An unnamed poster had this to say on the parentingideas.org blog:
Somehow some basic human instinct suggests that ‘man’ is neither capable nor fit to look after a baby! This instinct immediately raises the hairs on the backs of people’s necks, images of disaster loom in their minds and unseen forces push them forwards to offer help. They do not see a happy and carefree father pushing his laughing baby along in the pram, they see a harried father who is at his wits end and who is desperate for help. They see a tormented and unwilling baby, screaming and kicking in desperation, a father who is pulling his hair out and desperately looking around for somebody to just show him what to do.
He goes on to relate his experience at the grocery store and the department store. The general message is that people assume he doesn’t know what he’s doing, step in without any knowledge of what his baby really wants, and make things worse.

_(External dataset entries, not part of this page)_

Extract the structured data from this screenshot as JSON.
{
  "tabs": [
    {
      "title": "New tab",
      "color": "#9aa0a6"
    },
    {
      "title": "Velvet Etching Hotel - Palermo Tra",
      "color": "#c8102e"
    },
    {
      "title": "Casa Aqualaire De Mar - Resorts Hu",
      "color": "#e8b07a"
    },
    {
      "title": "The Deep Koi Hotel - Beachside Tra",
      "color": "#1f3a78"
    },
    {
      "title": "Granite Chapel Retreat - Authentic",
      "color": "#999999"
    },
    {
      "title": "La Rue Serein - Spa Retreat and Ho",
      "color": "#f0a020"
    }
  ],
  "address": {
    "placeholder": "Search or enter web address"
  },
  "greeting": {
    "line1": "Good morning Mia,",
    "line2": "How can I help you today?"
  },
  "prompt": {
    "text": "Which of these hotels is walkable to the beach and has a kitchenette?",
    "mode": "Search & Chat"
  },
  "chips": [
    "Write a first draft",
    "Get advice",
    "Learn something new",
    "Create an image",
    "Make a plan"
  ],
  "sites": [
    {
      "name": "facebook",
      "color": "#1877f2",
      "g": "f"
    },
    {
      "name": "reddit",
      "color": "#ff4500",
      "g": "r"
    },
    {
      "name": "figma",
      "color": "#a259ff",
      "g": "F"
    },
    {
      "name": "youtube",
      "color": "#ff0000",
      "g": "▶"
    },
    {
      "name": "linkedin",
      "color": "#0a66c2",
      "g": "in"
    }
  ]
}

I’m happy to say that I haven’t experienced much of what this guy refers to. Perhaps it’s a cultural thing; he’s in the UK, where I believe stereotypes and class are much more influential than out here in hippy-dippy Seattle. In fact, my experiences are generally the opposite. When Ruby was about a month old I had one woman at the deli ask if I was “filling in for Mom today”, and that’s about all I can recall.
In fact, I think I’ve received the most friction from the people who are closest to me (not Kate, but others among my family and friends who will go unnamed). They make little jokes and asides about how something I’ve done has made the baby cry, or I’m not playing with her in the right way, or there’s some developmental milestone that she hasn’t reached yet and I’m clearly not pushing her hard enough towards it. The comments aren’t severe or malicious and so don’t warrant a direct response, but taken together they do lead me to fume in private. And I have a suspicion that I get more of these comments — especially the first two kinds — because I’m a man.